Tja. Ich verweigere mich jeder einzelnen dieser Optionen. Ich hab halt einfach Schokolade gegessen, weil mir danach war, sie hat mir nicht so gut geschmeckt, wie ich gehofft hatte, aber sei's drum, das kann passieren. Ich bin deswegen kein schlechter Mensch, ich bin dadurch auch nicht auf magische Art und Weise hässlicher geworden, ich kann mir trotzdem im Spiegel noch in die Augen schauen, und ich bin nicht der Meinung, dass die Schokolade deswegen total "böse" ist und ich eine "Sünde" begangen habe.

Für mich fühlt sich das immer noch irgendwie skandalös an: Essen - etwas Ungesundes essen, vor allem - und sich danach nicht wie eine Versagerin zu fühlen. Keine Entschuldigungen finden zu müssen, keine Rechtfertigungen, keine Ausreden. Denn dazu gehört auch die Einsicht: Mal ehrlich, wenn dir die Schokolade nicht schmeckt, dann musst du sie ja beim besten Willen auch nicht aufessen! Stimmt. Hab ich aber. Alte Gewohnheit. Es ist was Ungesundes im Haus, also muss es schnell weg, bevor es mich in Versuchung führt. Und danach gleich: Oh mein Gott, wie konntest du das tun, du bist ja wohl schwach, widerlich, schlecht...

Nein. Ich hab einfach nur Schokolade gegessen. Und irgendwann kann ich auch Schokolade essen, ohne dass sich solche Gedankengänge in meinem Kopf formen. Derzeit muss reichen:

Ich hab Schokolade gegessen. Und das ist vollkommen okay.

Was ich eigentlich sagen wollte: Frauen und Essen, das ist oft eine wahnsinnig komplexe Angelegenheit. Oh, ich bezweifle nicht, dass es mehr als genug Männer gibt. denen es genau so geht, aber wir weiblichen Wesen, wir werden mittlerweile quasi so herangezüchtet, dass wir uns nicht nur "bewusst" ernähren, sondern beinahe schon "überbewusst". Jede Mahlzeit hinterfragen. Jedes Naschwerk auf seinen moralischen Wert untersuchen. Jedes Übertreten einer unsichtbaren Grenze als Sündenfall, als charakterlichen Fehler betrachten. Und wenn man sündigt, dann bitte niemals so, dass es jemand mitkriegt...

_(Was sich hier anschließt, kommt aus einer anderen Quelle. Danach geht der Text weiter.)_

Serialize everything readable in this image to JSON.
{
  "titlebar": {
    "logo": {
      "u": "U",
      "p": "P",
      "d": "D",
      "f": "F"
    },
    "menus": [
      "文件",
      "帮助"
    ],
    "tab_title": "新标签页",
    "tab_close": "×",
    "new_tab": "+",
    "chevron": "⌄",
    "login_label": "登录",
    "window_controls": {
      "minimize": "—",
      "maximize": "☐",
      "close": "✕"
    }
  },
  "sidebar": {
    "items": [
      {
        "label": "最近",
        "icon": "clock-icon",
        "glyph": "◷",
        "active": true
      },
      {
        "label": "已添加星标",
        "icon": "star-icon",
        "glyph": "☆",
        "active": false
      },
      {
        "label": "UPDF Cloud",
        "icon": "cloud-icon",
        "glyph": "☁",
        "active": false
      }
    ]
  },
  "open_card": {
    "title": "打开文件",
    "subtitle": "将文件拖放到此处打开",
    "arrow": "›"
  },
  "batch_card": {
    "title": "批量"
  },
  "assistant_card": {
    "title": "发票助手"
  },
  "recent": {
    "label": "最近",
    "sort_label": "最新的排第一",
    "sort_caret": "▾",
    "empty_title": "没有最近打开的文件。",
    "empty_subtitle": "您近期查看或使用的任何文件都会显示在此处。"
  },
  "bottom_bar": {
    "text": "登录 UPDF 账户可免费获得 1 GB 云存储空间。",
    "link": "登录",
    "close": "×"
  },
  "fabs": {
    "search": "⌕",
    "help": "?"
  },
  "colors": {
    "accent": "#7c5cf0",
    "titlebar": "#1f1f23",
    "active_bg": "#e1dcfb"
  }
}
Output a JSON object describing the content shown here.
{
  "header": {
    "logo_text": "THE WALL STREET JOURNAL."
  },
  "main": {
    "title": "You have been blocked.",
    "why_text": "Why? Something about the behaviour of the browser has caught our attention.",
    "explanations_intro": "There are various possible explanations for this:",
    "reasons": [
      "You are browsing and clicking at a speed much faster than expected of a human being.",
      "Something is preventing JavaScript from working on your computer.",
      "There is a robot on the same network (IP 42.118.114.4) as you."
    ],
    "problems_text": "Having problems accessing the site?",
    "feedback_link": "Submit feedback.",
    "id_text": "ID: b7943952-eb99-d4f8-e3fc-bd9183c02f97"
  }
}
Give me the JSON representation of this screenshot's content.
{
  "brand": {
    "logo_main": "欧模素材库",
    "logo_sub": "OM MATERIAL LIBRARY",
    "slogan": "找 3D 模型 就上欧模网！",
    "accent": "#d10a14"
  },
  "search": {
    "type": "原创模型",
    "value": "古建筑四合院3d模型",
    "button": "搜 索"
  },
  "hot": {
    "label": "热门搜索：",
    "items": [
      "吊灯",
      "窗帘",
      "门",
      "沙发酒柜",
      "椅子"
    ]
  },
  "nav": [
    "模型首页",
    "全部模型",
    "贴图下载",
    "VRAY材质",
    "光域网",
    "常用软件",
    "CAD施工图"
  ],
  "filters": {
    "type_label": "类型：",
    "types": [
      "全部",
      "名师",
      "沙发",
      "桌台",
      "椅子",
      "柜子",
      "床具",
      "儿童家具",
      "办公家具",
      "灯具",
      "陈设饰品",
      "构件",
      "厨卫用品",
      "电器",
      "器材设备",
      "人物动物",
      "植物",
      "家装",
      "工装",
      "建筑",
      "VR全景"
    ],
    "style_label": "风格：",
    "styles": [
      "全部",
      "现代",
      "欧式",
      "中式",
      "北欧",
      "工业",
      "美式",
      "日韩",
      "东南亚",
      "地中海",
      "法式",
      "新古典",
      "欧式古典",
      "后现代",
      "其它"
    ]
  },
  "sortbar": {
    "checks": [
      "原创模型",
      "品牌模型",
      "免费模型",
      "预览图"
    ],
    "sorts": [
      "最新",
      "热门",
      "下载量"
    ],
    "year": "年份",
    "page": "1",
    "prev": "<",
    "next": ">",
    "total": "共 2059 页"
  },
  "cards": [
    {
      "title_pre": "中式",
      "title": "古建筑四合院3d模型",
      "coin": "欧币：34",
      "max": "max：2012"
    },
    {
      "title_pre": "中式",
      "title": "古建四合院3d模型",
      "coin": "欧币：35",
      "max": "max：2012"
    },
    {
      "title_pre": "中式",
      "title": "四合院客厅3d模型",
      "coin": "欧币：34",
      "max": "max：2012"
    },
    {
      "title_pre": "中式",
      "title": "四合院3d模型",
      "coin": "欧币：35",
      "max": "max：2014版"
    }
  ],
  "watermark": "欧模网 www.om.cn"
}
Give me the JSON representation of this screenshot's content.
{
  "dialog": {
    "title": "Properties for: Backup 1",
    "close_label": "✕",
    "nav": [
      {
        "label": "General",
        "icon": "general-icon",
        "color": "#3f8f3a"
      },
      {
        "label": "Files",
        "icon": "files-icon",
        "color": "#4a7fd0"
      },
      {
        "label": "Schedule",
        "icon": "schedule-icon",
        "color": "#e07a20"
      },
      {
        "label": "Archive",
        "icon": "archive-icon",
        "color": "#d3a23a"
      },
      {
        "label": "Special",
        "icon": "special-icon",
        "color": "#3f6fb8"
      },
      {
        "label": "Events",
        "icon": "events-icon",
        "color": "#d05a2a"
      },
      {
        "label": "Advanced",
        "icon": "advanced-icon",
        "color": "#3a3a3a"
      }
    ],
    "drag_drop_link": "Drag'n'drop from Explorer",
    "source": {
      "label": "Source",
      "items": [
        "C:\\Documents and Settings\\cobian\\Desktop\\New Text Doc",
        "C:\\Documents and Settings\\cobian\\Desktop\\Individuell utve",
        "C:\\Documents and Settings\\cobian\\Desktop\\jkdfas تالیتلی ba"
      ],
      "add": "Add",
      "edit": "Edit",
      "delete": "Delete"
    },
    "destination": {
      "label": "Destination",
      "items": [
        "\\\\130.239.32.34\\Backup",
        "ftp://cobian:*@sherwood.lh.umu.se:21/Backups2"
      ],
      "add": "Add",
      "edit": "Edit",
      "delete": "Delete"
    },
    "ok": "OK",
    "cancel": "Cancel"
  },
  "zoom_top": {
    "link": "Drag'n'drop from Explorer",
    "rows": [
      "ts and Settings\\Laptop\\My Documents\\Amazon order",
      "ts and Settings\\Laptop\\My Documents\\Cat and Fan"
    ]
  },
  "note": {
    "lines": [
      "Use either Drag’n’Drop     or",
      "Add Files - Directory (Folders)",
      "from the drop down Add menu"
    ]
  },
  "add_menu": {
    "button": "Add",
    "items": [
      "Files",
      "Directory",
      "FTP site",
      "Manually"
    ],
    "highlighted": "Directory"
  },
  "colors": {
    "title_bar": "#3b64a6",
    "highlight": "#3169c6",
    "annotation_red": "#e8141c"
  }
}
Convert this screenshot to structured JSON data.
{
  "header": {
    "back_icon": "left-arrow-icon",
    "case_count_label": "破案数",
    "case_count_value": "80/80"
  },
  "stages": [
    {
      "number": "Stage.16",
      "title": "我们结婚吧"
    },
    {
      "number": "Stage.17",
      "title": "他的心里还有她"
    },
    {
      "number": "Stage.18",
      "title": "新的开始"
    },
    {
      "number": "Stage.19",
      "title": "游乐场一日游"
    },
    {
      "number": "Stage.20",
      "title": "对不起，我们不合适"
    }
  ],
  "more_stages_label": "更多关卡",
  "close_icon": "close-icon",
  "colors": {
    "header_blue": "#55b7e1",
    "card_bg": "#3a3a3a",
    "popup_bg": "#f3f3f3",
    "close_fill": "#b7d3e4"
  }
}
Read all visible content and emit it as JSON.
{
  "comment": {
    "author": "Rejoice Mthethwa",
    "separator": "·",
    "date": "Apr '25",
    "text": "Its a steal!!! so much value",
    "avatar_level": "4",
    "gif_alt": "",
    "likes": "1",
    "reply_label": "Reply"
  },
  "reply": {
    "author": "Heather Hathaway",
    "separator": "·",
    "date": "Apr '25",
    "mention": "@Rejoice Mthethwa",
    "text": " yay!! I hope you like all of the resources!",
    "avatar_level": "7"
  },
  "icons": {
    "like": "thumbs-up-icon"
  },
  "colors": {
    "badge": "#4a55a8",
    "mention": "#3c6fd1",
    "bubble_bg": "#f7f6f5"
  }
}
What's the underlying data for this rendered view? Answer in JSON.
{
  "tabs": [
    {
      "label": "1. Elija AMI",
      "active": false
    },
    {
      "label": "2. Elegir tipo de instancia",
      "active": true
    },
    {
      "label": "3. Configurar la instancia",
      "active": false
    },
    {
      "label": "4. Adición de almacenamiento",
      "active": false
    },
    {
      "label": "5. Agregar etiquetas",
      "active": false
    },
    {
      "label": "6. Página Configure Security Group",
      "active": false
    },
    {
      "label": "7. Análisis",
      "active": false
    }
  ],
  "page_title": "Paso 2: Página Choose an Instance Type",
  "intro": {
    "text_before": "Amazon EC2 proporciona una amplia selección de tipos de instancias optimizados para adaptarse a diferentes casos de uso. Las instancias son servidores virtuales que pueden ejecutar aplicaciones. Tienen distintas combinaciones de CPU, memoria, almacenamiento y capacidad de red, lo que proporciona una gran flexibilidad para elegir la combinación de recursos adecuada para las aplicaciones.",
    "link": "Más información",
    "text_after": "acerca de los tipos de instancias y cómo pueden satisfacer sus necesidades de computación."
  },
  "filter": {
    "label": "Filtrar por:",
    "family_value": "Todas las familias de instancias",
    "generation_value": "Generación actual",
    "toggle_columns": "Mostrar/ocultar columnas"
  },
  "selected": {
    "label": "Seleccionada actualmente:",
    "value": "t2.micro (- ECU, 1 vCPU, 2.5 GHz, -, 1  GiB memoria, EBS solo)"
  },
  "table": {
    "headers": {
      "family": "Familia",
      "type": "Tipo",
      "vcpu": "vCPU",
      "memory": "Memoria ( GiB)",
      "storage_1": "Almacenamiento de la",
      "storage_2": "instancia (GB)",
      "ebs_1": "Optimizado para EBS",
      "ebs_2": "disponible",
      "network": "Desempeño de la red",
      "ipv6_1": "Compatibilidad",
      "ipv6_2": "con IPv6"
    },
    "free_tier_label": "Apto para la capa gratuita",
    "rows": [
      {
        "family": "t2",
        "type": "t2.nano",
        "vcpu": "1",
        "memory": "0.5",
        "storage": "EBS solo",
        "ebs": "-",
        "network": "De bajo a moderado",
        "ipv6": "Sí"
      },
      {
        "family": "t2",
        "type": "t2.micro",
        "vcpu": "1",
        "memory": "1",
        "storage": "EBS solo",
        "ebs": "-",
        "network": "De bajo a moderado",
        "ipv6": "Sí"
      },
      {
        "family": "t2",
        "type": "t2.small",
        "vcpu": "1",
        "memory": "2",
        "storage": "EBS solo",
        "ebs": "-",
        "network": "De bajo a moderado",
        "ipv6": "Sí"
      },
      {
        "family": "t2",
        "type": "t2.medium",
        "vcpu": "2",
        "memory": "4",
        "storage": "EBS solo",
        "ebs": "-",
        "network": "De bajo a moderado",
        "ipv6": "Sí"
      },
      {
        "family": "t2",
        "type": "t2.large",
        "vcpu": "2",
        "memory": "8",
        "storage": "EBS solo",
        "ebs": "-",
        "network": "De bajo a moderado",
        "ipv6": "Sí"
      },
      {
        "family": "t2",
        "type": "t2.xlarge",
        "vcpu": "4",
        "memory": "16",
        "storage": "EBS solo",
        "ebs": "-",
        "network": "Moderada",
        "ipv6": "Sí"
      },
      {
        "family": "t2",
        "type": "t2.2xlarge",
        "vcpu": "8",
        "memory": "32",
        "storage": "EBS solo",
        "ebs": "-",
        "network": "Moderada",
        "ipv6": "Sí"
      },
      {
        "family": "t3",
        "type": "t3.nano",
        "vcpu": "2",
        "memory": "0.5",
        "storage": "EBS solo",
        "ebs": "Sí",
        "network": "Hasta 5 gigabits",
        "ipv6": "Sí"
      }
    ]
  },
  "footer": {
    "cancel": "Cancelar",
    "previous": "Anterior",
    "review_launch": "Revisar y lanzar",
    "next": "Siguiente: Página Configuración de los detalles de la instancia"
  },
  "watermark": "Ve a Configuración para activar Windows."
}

Ich finde die Bilder von Lee Price diesbezüglich extrem aussagekräftig (Achtung, z.T. nicht zwingend was fürs Angucken im Büro). Frauen und Essen - eines der letzten Tabus unserer Gesellschaft, eine verwerfliche Tätigkeit, die nur in einem bestimmten Rahmen stattfinden darf? Salat in der Öffentlichkeit, Tortenschlacht hinter verschlossenen Türen?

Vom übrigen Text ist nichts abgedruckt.